RegEx Testing Platform

I have a question regarding RegEx: we know Xbench uses a different RegEx pattern, the POSIX pattern (instead of ASCII) and we know this pattern is not generally used for similar translations tools, just like Trados Studio.

Whenever I have to create a RegEx on Trados Studio, I perform a test in a online platform before implement the rules on the software.

However, I wasn’t able to find a online platform to test the RegEx rules for Xbench. I’d like to make sure my rules on Checklist Manager are going to work fine, but to do it I have to create a dummy file (in .doc format), put it on XLIFF format and then open this file on Xbench just to see if my rules are working or not.

Can you guys help me out there? Do you guys have a way to test if rules are working before implementing them on the Checklist Manager in Xbench?

We basically use these three workflows (or slight variants of it) when creating new rules.

To compose a rule

If we want to compose a new rule, we create a .TXT document on the Desktop, put there a couple or three of the instances as sourcetarget. We then save the .TXT file, right-click on it and choose Run QA in Xbench to launch an Xbench project with just that file.

Then we use the Search tab to compose the search. Once the search does what we want, we click Add last search to checklist.

To test the effectiveness of a rule:

We have a large existing Xbench project with many items (in the range of hundreds of thousands of segments). Once we have added the checklist item to the checklist, we go to the Checklist Manager, select the entry, right-click and then choose Test. It allows us to see how the rule behaves with a larger data set.

To test the performance of a rule

With the large existing Xbench project, we run a QA with the full checklist where the new entry is found. Then we go back to Checklist Manager and look at the Run time (ms) column to see how the new entry compares to existing entries.

2 Likes

I just have to thank you a lot.

I’ve seen a great time saving in creating new Regular Expressions with the method you provided for now.

The only thing I didn’t get was the “Run time (ms)” thing. What does it mean?

The Run Time (ms) column in Checklist Manager shows the execution time in milliseconds for each checklist item (larger is worse). To populate this column for a checklist you just have to run a QA pass with Check Ongoing Translation that uses such checklist.

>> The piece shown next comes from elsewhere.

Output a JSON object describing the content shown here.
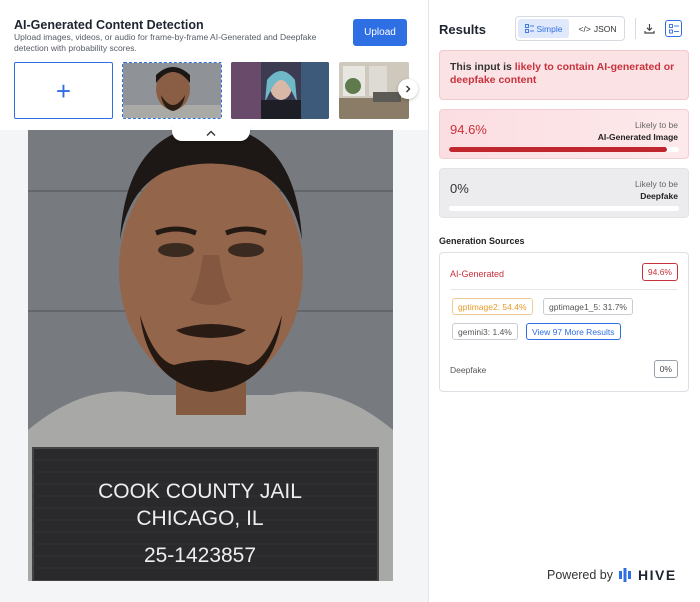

For more accurate results, better use a large corpora.

When regular expressions are involved, it allows you to find where your performance bottlenecks are found and see if there is something that can be done about it.

For example let’s consider a search for segments that contain text arbitrary_text and at least one digit.

With the Run Time (ms) column could see that

  • Source: "arbitratry_text" "<[0-9]+[a-z]+>"
  • Search Mode: Regular Expressions
  • PowerSearch: ON

is faster than

  • Source: "<[0-9]+[a-z]+>" "arbitratry_text"
  • Search Mode: Regular Expressions
  • PowerSearch: ON

because in the first case non-matching segments are discarded at a much faster rate than the second.